デジタル化するPA機器

2017年時点では、PA機器のデジタル化が進み、コストが高くて大手PAカンパニーしか導入できなかったデジタルミキサーなどは、小型化、低価格が進み、個人レベルのPAカンパニーでも導入されるようになっています。
PA機器のデジタル化の大きな利点として挙げられるのが「機器同士の統合性」だと言えます。全ての機器をネットワークで接続すことで、コンパクトかつ、フレキシブルなPAシステムが構築できます。

PAシステム デジタル化の歴史

PAシステムのデジタル化と言っても、いきなりすべての機器がデジタル化したわけではありません。テープエコーとリバーブマシンが最初にデジタル化された機器と言われています。1970年代に登場したデジタルリバーブは、1980年代に低価格化したことで急速に普及しました。
また、1980年代はCDやDATが登場した時代でもあります。

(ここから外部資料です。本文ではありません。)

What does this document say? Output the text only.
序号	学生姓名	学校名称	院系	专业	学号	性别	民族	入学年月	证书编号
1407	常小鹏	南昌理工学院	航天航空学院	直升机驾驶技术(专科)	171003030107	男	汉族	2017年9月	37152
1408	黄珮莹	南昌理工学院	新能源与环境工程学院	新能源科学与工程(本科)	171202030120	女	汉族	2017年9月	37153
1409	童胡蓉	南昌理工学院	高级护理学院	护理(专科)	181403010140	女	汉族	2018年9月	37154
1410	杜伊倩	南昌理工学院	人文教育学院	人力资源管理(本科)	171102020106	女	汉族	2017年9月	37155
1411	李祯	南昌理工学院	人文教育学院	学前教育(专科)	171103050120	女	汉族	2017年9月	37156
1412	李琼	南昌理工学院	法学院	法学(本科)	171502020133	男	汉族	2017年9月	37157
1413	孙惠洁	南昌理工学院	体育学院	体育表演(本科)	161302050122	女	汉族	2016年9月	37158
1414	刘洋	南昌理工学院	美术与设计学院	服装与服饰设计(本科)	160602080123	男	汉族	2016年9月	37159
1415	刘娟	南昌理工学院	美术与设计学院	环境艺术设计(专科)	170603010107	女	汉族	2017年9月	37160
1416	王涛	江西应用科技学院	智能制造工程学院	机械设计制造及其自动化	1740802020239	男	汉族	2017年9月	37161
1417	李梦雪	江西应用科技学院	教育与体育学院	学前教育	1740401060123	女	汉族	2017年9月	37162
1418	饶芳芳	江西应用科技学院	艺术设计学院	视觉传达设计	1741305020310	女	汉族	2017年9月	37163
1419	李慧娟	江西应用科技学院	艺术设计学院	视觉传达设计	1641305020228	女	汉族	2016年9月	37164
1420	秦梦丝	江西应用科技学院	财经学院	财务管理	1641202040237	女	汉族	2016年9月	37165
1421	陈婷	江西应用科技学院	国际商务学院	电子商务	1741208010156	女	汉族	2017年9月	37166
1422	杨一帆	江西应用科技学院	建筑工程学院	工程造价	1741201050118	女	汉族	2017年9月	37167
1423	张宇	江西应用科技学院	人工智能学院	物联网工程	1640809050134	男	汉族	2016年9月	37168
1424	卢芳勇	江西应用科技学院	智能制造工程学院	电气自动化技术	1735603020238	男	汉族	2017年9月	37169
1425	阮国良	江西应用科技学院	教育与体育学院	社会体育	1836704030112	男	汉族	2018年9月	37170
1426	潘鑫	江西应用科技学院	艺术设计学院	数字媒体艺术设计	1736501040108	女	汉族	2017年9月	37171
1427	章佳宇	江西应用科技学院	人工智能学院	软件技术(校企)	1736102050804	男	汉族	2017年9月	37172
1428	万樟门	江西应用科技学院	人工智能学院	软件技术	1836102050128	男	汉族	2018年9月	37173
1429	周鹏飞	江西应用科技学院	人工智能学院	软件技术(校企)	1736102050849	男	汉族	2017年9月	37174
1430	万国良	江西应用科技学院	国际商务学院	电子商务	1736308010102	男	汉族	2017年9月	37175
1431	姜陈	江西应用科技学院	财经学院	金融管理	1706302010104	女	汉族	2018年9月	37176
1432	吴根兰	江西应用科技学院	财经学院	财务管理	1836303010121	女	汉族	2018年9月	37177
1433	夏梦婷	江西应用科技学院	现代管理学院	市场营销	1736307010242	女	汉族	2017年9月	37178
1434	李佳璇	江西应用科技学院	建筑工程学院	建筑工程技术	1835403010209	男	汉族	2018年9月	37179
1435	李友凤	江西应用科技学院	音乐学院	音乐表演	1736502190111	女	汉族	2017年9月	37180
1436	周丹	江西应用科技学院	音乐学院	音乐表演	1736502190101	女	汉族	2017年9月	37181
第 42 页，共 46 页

アナログデータというのは、どうしても時間が経つとデータの劣化が発生してしまいます。それを解決する技術こそがCDやDATといったデジタルの技術だったのです。

レイテンシーの問題

デジタル機器に常に付きまとうのが「レイテンシー」の問題です。レイテンシーとは、「遅れ」のことです。いくらデジタルPA機器とはいえ、声や楽器の音というのは「アナログ」の信号なのです。デジタル機器でこれらのデータを扱うためには、「アナログ⇒デジタル」の信号の変換処理が必要になります。そして、最終的にスピーカーから出力されれる音というのはアナログ信号です。つまり、デジタル機器の最終段階で「デジタル⇒アナログ」の変換処理が再度必要になります。このようなプロセスを経ないといけないため、リアルタイムに拾った音をスピーカーから出すことは不可能で、多少の遅れが発生してしまいます。これが「レイテンシー」です。このレイテンシーが少なければ少ないほど、よりリアルタイムに近い感覚で音を扱えることになります。
昔のデジタル機器などは、このレイテンシーが大きく、違和感のある音になってしまうこともありましたが、現代のデジタルPA機器は、このレイテンシーを最小限に抑えているため、自然な感覚で音を扱えるようになってきています。

デジタルPA機器の進化

PA機器のデジタル化は、CDやDATを扱うために録音機器や再生機器から始まりました。そして、スピーカーをコントロールするスピーカーマネージメントシステム(プロセッサー)、更にミキシングコンソールへと広がっていきました。そして、今では、以前のような太くて重くて扱いにくいマルチケーブルがLANケーブル一本で済んでしまうなど、ほとんどの機器がデジタル化されている状況です。
しかし、予算の都合、操作が慣れているからといったような理由で、一部分だけアナログ機器が接続されることも多く、完全なデジタル化が出来ていない場合も多いかもしれません。
デジタル機器の間にアナログ機器を接続するということは、「アナログ⇔デジタル」の変換作業を余計に行う必要があるということになります。つまり、レイテンシーを自分で大きくしてしまっているのです。本来のデジタル機器の恩恵を預かるには、出来る限りすべてデジタル機器でシステムを構成することが求められるのです。

今後、PA機器を導入される方は、ぜひ、「デジタルPAシステム」を検討しても良いのではないでしょうか。